Mac gritted his teeth. He sighed. “In for a penny. If this goes south, we’ll all get shot. Won’t that be a gas?”
“Or worse,” Dred said.
Arthur said, “Let’s be cool and not get busted. I advise rest and relaxation, and definitely a bath. You guys smell like booze and cheap whores.”
Dred sniffed. “He’s right. We do. Woof.”
Berrien met the boys as they sneaked through the servants’ entrance. He crossed his arms and grinned, formidable even in a dress shirt and coat. “Good morning, gentlemen.” His remaining teeth were gold-capped. “Spent the evening in a brothel or a distillery, eh? March straight to your rooms and try not to muck up the floor. Mildred is drawing baths. Breakfast in thirty minutes.”
“Thanks, Berry. I’m going to skip breakfast and hit the sack—” Mac said as he attempted to brush past.

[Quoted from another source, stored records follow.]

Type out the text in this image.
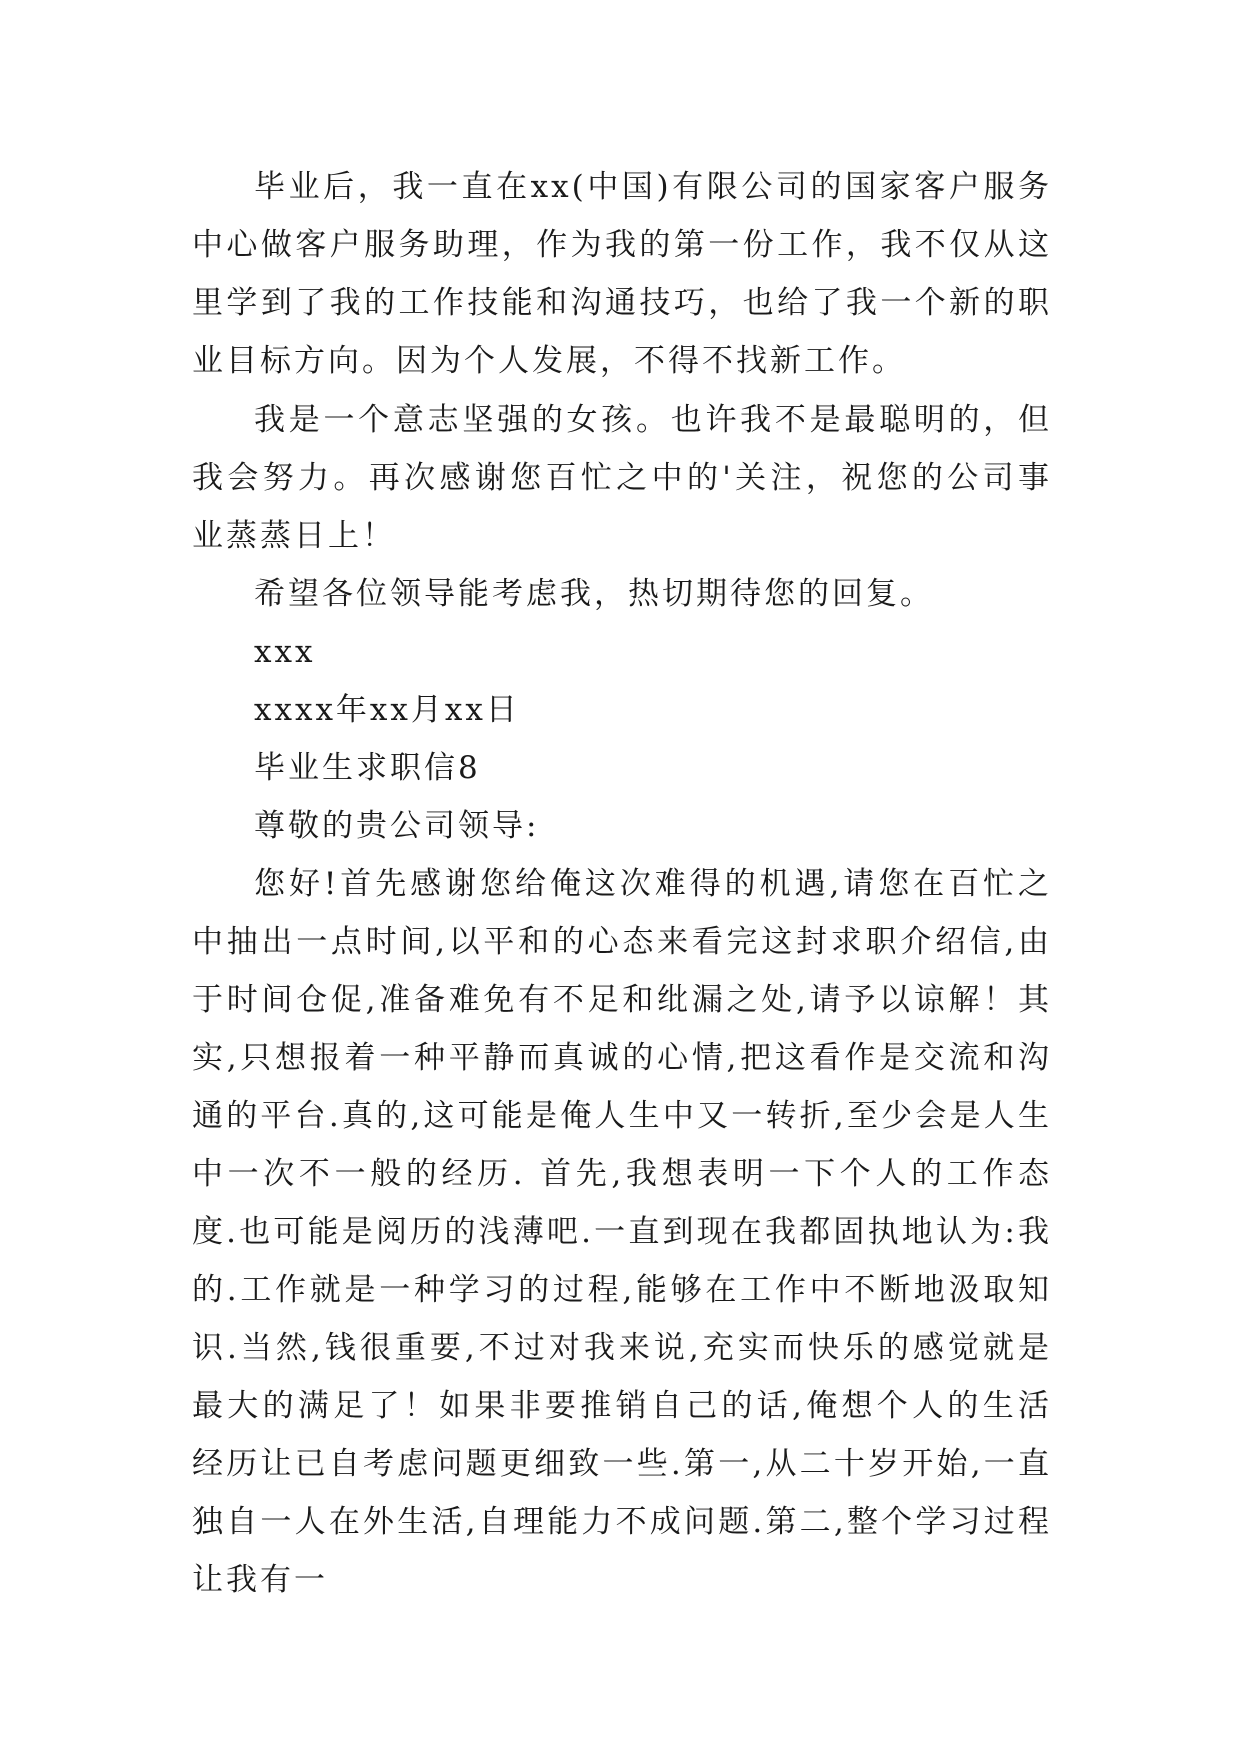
毕业后，我一直在xx(中国)有限公司的国家客户服务中心做客户服务助理，作为我的第一份工作，我不仅从这里学到了我的工作技能和沟通技巧，也给了我一个新的职业目标方向。因为个人发展，不得不找新工作。

我是一个意志坚强的女孩。也许我不是最聪明的，但我会努力。再次感谢您百忙之中的'关注，祝您的公司事业蒸蒸日上！

希望各位领导能考虑我，热切期待您的回复。

xxx

xxxx年xx月xx日

毕业生求职信8

尊敬的贵公司领导:

您好!首先感谢您给俺这次难得的机遇,请您在百忙之中抽出一点时间,以平和的心态来看完这封求职介绍信,由于时间仓促,准备难免有不足和纰漏之处,请予以谅解！其实,只想报着一种平静而真诚的心情,把这看作是交流和沟通的平台.真的,这可能是俺人生中又一转折,至少会是人生中一次不一般的经历. 首先,我想表明一下个人的工作态度.也可能是阅历的浅薄吧.一直到现在我都固执地认为:我的.工作就是一种学习的过程,能够在工作中不断地汲取知识.当然,钱很重要,不过对我来说,充实而快乐的感觉就是最大的满足了！如果非要推销自己的话,俺想个人的生活经历让已自考虑问题更细致一些.第一,从二十岁开始,一直独自一人在外生活,自理能力不成问题.第二,整个学习过程让我有一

Berrien smiled and cracked his misshapen knuckles. Crimson tattoos on the right spelled PAIN. Tattoos on the left spelled MORE. Rumor had it famous actor Robert Mitchum was a big fan. “Gentlemen, permit me to reiterate the agenda.” He ticked the items off by closing his fingers into a fist. “Bath. Breakfast in thirty—Chef Blankenship has outdone himself, I aver. Do not fuck up the floor Kate’s girls spent two hours waxing. I haven’t killed anyone today, but it’s only a quarter past nine. Questions?”

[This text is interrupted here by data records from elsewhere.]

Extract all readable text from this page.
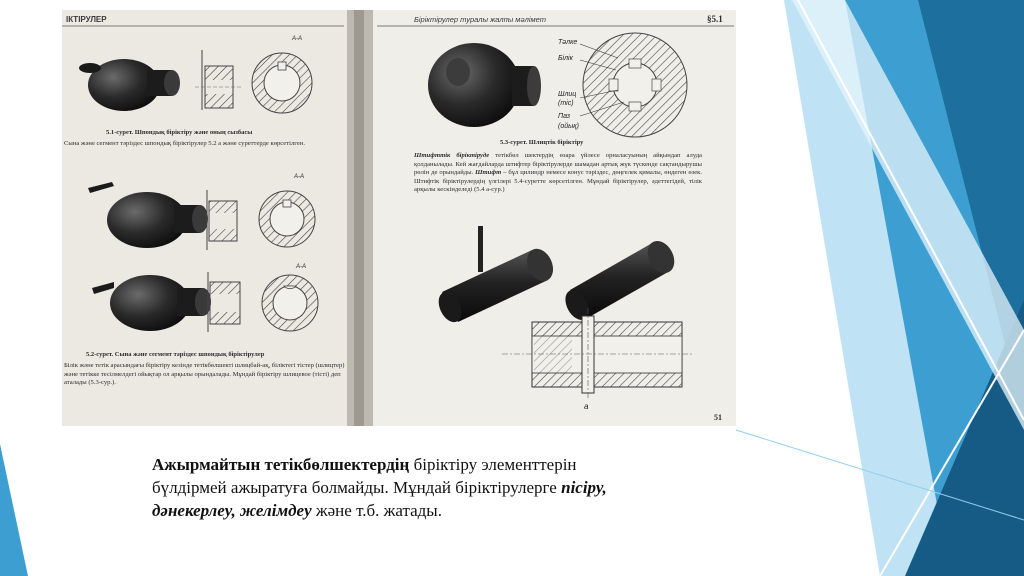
ІКТІРУЛЕР
А-А
5.1-сурет. Шпондық біріктіру және оның сызбасы
Сына және сегмент тәріздес шпондық біріктірулер 5.2 а және суреттерде көрсетілген.
А-А
А-А
5.2-сурет. Сына және сегмент тәріздес шпондық біріктірулер
Білік және тетік арасындағы біріктіру кезінде тетікбөлшекті шлицбай-ақ, біліктегі тістер (шлицтер) және тетікке тесілмелдегі ойықтар ол арқылы орындалады. Мұндай біріктіру шлицевое (тісті) деп аталады (5.3-сур.).
Біріктірулер туралы жалпы мәлімет	§5.1
Тәлке
Білік
Шлиц
(тіс)
Паз
(ойық)
5.3-сурет. Шлицтік біріктіру
Штифттік біріктіруде тетікбөл шектердің өзара үйлесе орналасуының айқындап алуда қолданылады. Кей жағдайларда штифтер біріктірулерде шамадан артық жүк түскенде сақтандырушы рөлін де орындайды. Штифт – бұл цилиндр немесе конус тәріздес, дөңгелек қималы, өндеген өзек. Штифтік біріктірулердің үлгілері 5.4-суретте көрсетілген. Мұндай біріктірулер, әдеттегідей, тілік арқылы кескінделеді (5.4 а-сур.)
а
51
Ажырмайтын тетікбөлшектердің біріктіру элементтерін бүлдірмей ажыратуға болмайды. Мұндай біріктірулерге пісіру, дәнекерлеу, желімдеу және т.б. жатады.
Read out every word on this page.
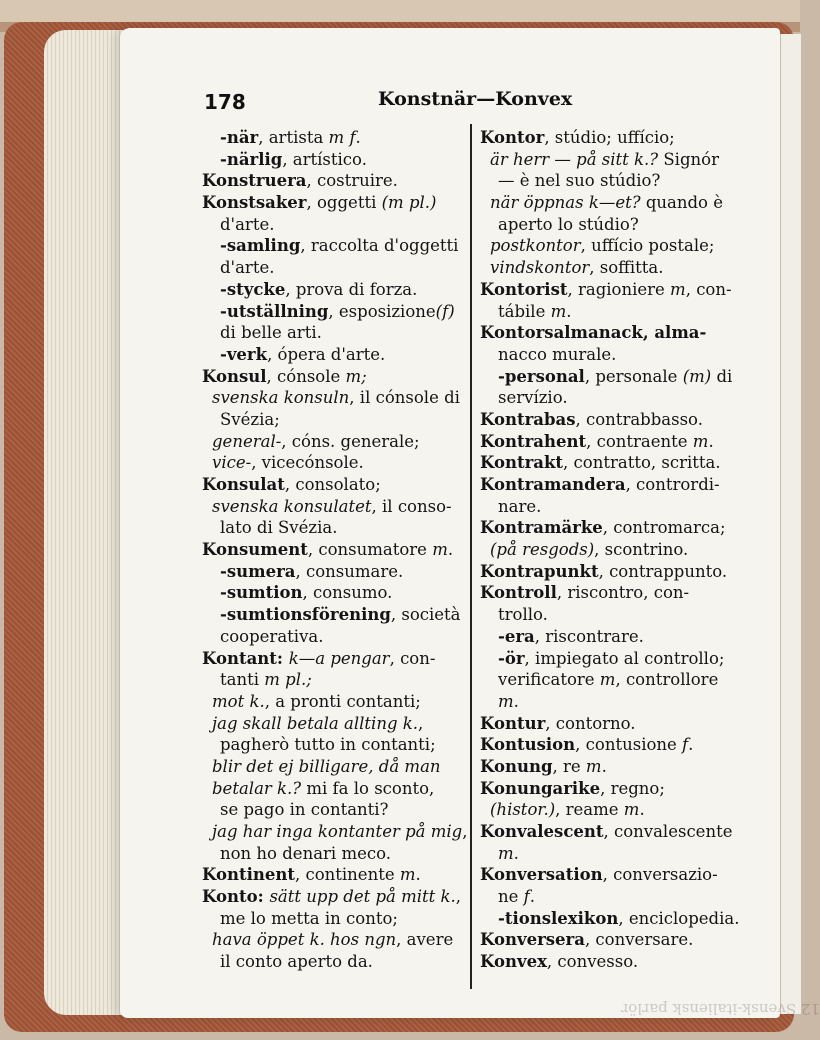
178	Konstnär—Konvex
-när, artista m f.
-närlig, artístico.
Konstruera, costruire.
Konstsaker, oggetti (m pl.)
d'arte.
-samling, raccolta d'oggetti
d'arte.
-stycke, prova di forza.
-utställning, esposizione(f)
di belle arti.
-verk, ópera d'arte.
Konsul, cónsole m;
svenska konsuln, il cónsole di
Svézia;
general-, cóns. generale;
vice-, vicecónsole.
Konsulat, consolato;
svenska konsulatet, il conso-
lato di Svézia.
Konsument, consumatore m.
-sumera, consumare.
-sumtion, consumo.
-sumtionsförening, società
cooperativa.
Kontant: k—a pengar, con-
tanti m pl.;
mot k., a pronti contanti;
jag skall betala allting k.,
pagherò tutto in contanti;
blir det ej billigare, då man
betalar k.? mi fa lo sconto,
se pago in contanti?
jag har inga kontanter på mig,
non ho denari meco.
Kontinent, continente m.
Konto: sätt upp det på mitt k.,
me lo metta in conto;
hava öppet k. hos ngn, avere
il conto aperto da.
Kontor, stúdio; uffício;
är herr — på sitt k.? Signór
— è nel suo stúdio?
när öppnas k—et? quando è
aperto lo stúdio?
postkontor, uffício postale;
vindskontor, soffitta.
Kontorist, ragioniere m, con-
tábile m.
Kontorsalmanack, alma-
nacco murale.
-personal, personale (m) di
servízio.
Kontrabas, contrabbasso.
Kontrahent, contraente m.
Kontrakt, contratto, scritta.
Kontramandera, contrordi-
nare.
Kontramärke, contromarca;
(på resgods), scontrino.
Kontrapunkt, contrappunto.
Kontroll, riscontro, con-
trollo.
-era, riscontrare.
-ör, impiegato al controllo;
verificatore m, controllore
m.
Kontur, contorno.
Kontusion, contusione f.
Konung, re m.
Konungarike, regno;
(histor.), reame m.
Konvalescent, convalescente
m.
Konversation, conversazio-
ne f.
-tionslexikon, enciclopedia.
Konversera, conversare.
Konvex, convesso.
12 Svensk-italiensk parlör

“Can’t think of any,” Mac said. Brave as a lion, he knew far better than to test the butler’s patience.
“Me neither,” Dred said. “I’m starving!”
Berrien watched his charges skulk away. “Hard to say what foolishness is in progress. I dearly hope your father has overcome the understandable urge to murder his male offspring.”

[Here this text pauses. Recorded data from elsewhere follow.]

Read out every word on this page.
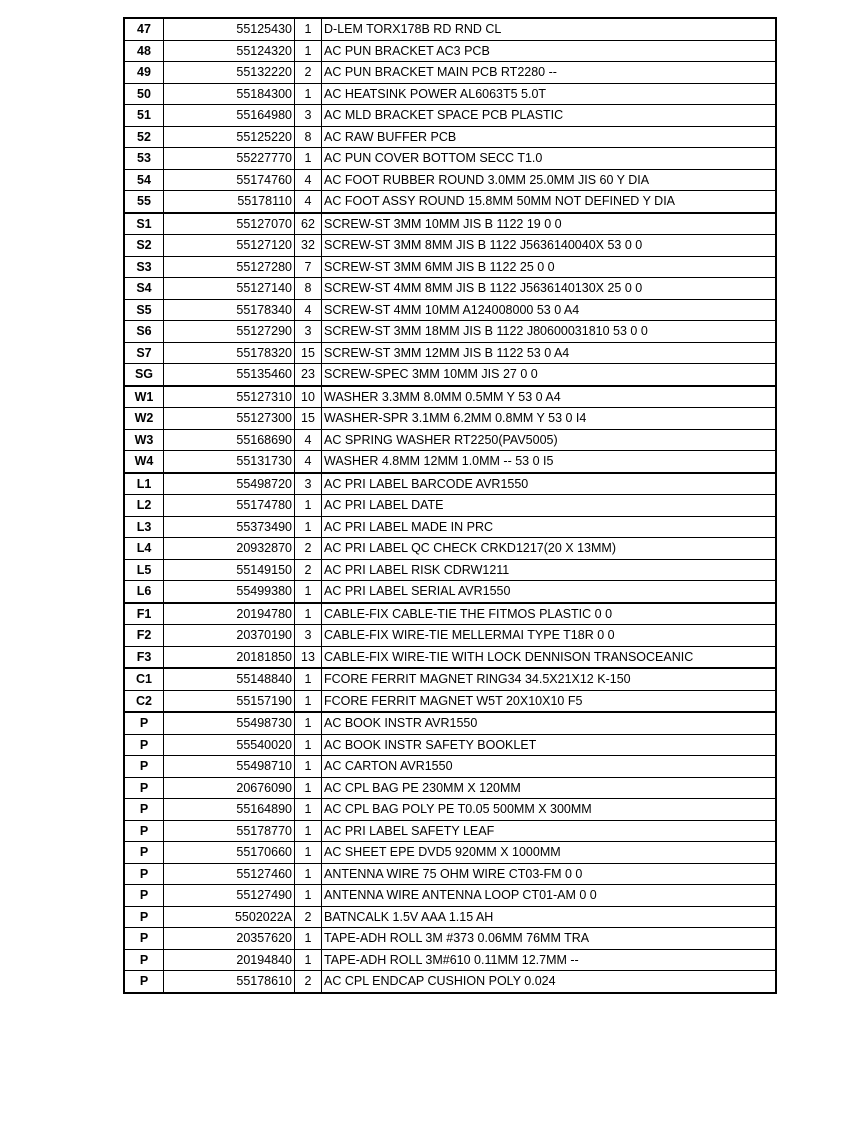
47	55125430	1	D-LEM TORX178B RD RND CL
48	55124320	1	AC PUN BRACKET AC3 PCB
49	55132220	2	AC PUN BRACKET MAIN PCB RT2280 --
50	55184300	1	AC HEATSINK POWER AL6063T5 5.0T
51	55164980	3	AC MLD BRACKET SPACE PCB PLASTIC
52	55125220	8	AC RAW BUFFER PCB
53	55227770	1	AC PUN COVER BOTTOM SECC T1.0
54	55174760	4	AC FOOT RUBBER ROUND 3.0MM 25.0MM JIS 60 Y DIA
55	55178110	4	AC FOOT ASSY ROUND 15.8MM 50MM NOT DEFINED Y DIA
S1	55127070	62	SCREW-ST 3MM 10MM JIS B 1122 19 0 0
S2	55127120	32	SCREW-ST 3MM 8MM JIS B 1122 J5636140040X 53 0 0
S3	55127280	7	SCREW-ST 3MM 6MM JIS B 1122 25 0 0
S4	55127140	8	SCREW-ST 4MM 8MM JIS B 1122 J5636140130X 25 0 0
S5	55178340	4	SCREW-ST 4MM 10MM A124008000 53 0 A4
S6	55127290	3	SCREW-ST 3MM 18MM JIS B 1122 J80600031810 53 0 0
S7	55178320	15	SCREW-ST 3MM 12MM JIS B 1122 53 0 A4
SG	55135460	23	SCREW-SPEC 3MM 10MM JIS 27 0 0
W1	55127310	10	WASHER 3.3MM 8.0MM 0.5MM Y 53 0 A4
W2	55127300	15	WASHER-SPR 3.1MM 6.2MM 0.8MM Y 53 0 I4
W3	55168690	4	AC SPRING WASHER RT2250(PAV5005)
W4	55131730	4	WASHER 4.8MM 12MM 1.0MM -- 53 0 I5
L1	55498720	3	AC PRI LABEL BARCODE AVR1550
L2	55174780	1	AC PRI LABEL DATE
L3	55373490	1	AC PRI LABEL MADE IN PRC
L4	20932870	2	AC PRI LABEL QC CHECK CRKD1217(20 X 13MM)
L5	55149150	2	AC PRI LABEL RISK CDRW1211
L6	55499380	1	AC PRI LABEL SERIAL AVR1550
F1	20194780	1	CABLE-FIX CABLE-TIE THE FITMOS PLASTIC 0 0
F2	20370190	3	CABLE-FIX WIRE-TIE MELLERMAI TYPE T18R 0 0
F3	20181850	13	CABLE-FIX WIRE-TIE WITH LOCK DENNISON TRANSOCEANIC
C1	55148840	1	FCORE FERRIT MAGNET RING34 34.5X21X12 K-150
C2	55157190	1	FCORE FERRIT MAGNET W5T 20X10X10 F5
P	55498730	1	AC BOOK INSTR AVR1550
P	55540020	1	AC BOOK INSTR SAFETY BOOKLET
P	55498710	1	AC CARTON AVR1550
P	20676090	1	AC CPL BAG PE 230MM X 120MM
P	55164890	1	AC CPL BAG POLY PE T0.05 500MM X 300MM
P	55178770	1	AC PRI LABEL SAFETY LEAF
P	55170660	1	AC SHEET EPE DVD5 920MM X 1000MM
P	55127460	1	ANTENNA WIRE 75 OHM WIRE CT03-FM 0 0
P	55127490	1	ANTENNA WIRE ANTENNA LOOP CT01-AM 0 0
P	5502022A	2	BATNCALK 1.5V AAA 1.15 AH
P	20357620	1	TAPE-ADH ROLL 3M #373 0.06MM 76MM TRA
P	20194840	1	TAPE-ADH ROLL 3M#610 0.11MM 12.7MM --
P	55178610	2	AC CPL ENDCAP CUSHION POLY 0.024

The brothers made themselves presentable, ate a hearty breakfast, dodged an inquiry or three lobbed by the butler, and finally collapsed in their over-fluffed beds to catch forty winks.
DEATH OF A THOUSAND CUTS
We smoke the northern lights. We smoke the northern lights and so shall you.
Fenris Wolf snarled. Trees sheared and blew outward; Tunguska again.